Gelito y Amaya, todo fibra, suben caminando desde Hoz a
saludar a Marines y a Manolo, el gallego afincado en esta tierra desde hace más
de sesenta años. El domingo hubo misa en la ermita de Santa Bárbara. Vino de
Burgos a oficiarla el vicario pastoral de la Archidiócesis, José Luis Lastra.

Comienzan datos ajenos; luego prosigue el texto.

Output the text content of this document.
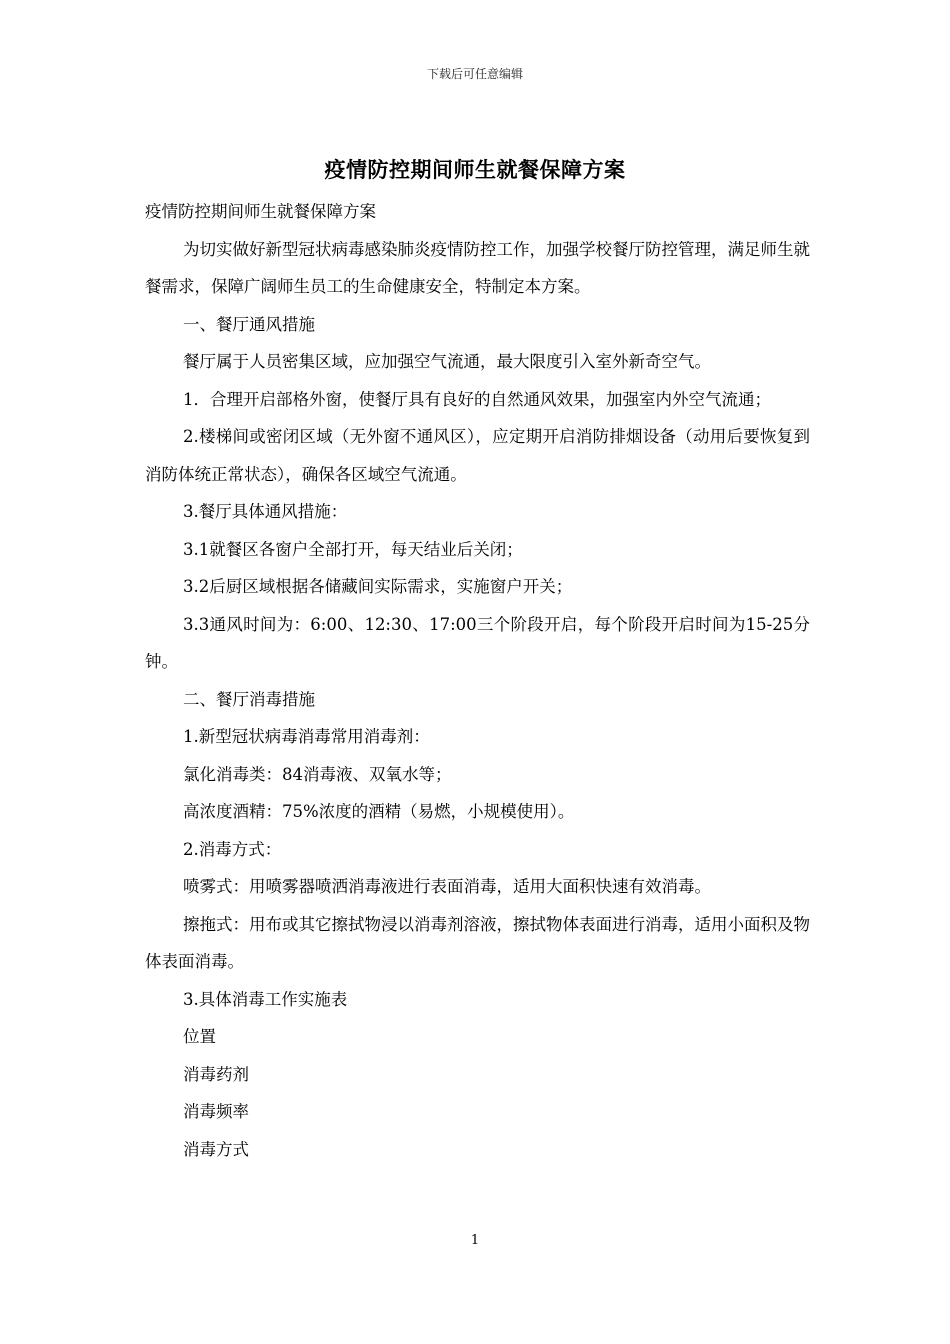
下载后可任意编辑
疫情防控期间师生就餐保障方案

疫情防控期间师生就餐保障方案

为切实做好新型冠状病毒感染肺炎疫情防控工作，加强学校餐厅防控管理，满足师生就餐需求，保障广阔师生员工的生命健康安全，特制定本方案。

一、餐厅通风措施

餐厅属于人员密集区域，应加强空气流通，最大限度引入室外新奇空气。

1．合理开启部格外窗，使餐厅具有良好的自然通风效果，加强室内外空气流通；

2.楼梯间或密闭区域（无外窗不通风区），应定期开启消防排烟设备（动用后要恢复到消防体统正常状态），确保各区域空气流通。

3.餐厅具体通风措施：

3.1就餐区各窗户全部打开，每天结业后关闭；

3.2后厨区域根据各储藏间实际需求，实施窗户开关；

3.3通风时间为：6:00、12:30、17:00三个阶段开启，每个阶段开启时间为15-25分钟。

二、餐厅消毒措施

1.新型冠状病毒消毒常用消毒剂：

氯化消毒类：84消毒液、双氧水等；

高浓度酒精：75%浓度的酒精（易燃，小规模使用）。

2.消毒方式：

喷雾式：用喷雾器喷洒消毒液进行表面消毒，适用大面积快速有效消毒。

擦拖式：用布或其它擦拭物浸以消毒剂溶液，擦拭物体表面进行消毒，适用小面积及物体表面消毒。

3.具体消毒工作实施表

位置

消毒药剂

消毒频率

消毒方式

1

Al puñado de vecinos de Valhermosa y Arroyo que asistieron a la eucaristía les
dijo que eran “afortunados”. En el funeral del día anterior que se celebró en
Población por Jesús y Antonio, cuyas cenizas se depositaron en el cementerio
del pueblo, Juanmi, el párroco, reconoció que permanecía el dolor por la
ausencia, al tiempo que invitaba a celebrar las nuevas vidas que llegan a las
familias.
Los exagerados calores de la sobremesa tumban las almas
detrás de las persianas. Las casas se cierran sobre sí mismas como si fuesen
refugios de guerra. La siesta y el silencio se apoderan de los cuerpos. Pero a
media tarde siempre hay quien se levanta de la cama para ir a la finca. Otros
se disponen a salir en busca del paseo y de la fresca, que estos días se hace
la remolona hasta la noche. Los días en agosto ya son más cortos. Lo mejor de
mis veranos en el Valle de Valdivielso son el encuentro con la familia, la gente
y sus singulares biografías. La memoria y la felicidad van juntas.